In contrast, one the characteristics of a commodity good are that its price is determined as a function of its market as a whole. Well-established physical commodities have actively traded spot and derivative markets. Generally, there are basic resources and agricultural products such as iron ore, crude oil, coal, salt, sugar, coffee beans, soybeans, aluminum, copper, rice, wheat, gold, silver, palladium, and platinum. Soft commodities are goods that are grown, while hard commodities are the ones that are extracted through mining.

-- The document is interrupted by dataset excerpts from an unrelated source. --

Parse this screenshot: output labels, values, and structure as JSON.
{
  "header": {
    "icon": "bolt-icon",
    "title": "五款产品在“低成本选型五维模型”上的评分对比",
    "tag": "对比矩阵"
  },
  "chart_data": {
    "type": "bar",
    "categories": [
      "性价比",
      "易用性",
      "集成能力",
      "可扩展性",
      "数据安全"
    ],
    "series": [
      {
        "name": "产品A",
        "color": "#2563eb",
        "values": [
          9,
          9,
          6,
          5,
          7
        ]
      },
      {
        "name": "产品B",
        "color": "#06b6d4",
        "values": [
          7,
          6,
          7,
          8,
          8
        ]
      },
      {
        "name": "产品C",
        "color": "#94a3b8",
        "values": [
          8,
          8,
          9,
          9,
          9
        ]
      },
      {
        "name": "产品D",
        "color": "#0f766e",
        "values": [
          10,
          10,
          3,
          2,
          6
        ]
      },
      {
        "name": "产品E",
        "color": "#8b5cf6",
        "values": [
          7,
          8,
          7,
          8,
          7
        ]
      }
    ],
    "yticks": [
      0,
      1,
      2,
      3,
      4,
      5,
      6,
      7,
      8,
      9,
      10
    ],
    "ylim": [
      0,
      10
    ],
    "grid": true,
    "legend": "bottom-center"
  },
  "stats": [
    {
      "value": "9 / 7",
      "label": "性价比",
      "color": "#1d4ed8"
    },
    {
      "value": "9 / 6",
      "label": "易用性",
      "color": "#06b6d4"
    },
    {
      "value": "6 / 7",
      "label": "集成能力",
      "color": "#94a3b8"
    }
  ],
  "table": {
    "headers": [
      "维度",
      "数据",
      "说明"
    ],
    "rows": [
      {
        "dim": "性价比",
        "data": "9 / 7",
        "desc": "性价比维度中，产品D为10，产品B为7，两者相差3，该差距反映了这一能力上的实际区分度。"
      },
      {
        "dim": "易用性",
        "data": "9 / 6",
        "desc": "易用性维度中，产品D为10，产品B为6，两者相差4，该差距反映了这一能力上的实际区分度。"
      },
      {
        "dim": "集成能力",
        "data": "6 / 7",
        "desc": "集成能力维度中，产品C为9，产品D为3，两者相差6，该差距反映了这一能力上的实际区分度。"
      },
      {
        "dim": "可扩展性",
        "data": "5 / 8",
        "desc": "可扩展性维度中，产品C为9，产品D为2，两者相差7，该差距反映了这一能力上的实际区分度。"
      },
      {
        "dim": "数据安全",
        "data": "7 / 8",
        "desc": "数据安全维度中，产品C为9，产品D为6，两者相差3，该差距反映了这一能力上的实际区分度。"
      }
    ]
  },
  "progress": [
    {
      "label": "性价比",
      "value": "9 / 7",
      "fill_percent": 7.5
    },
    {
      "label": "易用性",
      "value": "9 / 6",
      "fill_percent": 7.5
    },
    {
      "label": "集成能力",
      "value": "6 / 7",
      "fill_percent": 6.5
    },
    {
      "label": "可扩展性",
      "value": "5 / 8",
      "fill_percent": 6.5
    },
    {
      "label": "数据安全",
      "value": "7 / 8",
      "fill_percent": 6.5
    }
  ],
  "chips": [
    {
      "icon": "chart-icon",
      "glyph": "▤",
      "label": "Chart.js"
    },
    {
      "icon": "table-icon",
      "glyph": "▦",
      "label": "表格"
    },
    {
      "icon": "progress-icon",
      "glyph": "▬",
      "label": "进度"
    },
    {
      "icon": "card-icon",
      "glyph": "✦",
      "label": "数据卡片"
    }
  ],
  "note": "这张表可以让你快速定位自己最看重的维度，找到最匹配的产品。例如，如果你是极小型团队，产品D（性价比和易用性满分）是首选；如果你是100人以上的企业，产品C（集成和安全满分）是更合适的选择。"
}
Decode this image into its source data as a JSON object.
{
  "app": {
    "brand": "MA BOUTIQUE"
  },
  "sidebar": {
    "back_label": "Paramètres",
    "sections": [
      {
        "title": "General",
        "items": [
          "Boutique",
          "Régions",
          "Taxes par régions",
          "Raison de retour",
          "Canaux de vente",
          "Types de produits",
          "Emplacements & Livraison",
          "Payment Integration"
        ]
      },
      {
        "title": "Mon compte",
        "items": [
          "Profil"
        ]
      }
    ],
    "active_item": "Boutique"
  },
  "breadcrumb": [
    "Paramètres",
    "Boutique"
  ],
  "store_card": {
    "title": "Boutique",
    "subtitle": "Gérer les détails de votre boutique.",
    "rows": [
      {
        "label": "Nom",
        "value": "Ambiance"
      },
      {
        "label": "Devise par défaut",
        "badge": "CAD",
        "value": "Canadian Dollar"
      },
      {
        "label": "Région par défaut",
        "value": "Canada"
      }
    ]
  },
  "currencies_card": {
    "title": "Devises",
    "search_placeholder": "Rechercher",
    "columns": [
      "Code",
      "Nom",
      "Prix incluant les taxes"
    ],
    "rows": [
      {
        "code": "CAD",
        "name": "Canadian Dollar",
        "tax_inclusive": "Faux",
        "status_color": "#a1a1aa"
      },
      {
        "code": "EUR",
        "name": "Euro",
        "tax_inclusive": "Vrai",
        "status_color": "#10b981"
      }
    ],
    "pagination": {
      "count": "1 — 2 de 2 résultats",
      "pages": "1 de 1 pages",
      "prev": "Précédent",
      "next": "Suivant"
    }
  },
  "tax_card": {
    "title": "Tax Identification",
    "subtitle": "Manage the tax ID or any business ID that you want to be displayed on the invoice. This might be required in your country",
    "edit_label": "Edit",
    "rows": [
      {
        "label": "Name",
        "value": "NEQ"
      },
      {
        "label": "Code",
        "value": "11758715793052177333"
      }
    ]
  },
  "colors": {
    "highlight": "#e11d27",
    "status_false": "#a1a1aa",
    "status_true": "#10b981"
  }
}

There is another important class of energy commodities which includes electricity, gas, coal and oil. Electricity has the particular characteristic that it is usually uneconomical to store; hence, electricity must be consumed as soon as it is produced. Commoditization (also called commoditization) occurs as a goods or services market loses differentiation across its supply base, often by the diffusion of the intellectual capital necessary to acquire or produce it efficiently. As such, goods that formerly carried premium margins for market participants save become commodities, such as generic pharmaceuticals and DRAM chips. Another example is the credit card product, where all suppliers offer almost identical interest rates, fees, rewards programs, and bait & hook incentive models for new customers. Since the core credit card product is essentially identical, the only remaining market differentiators are branding & customer service.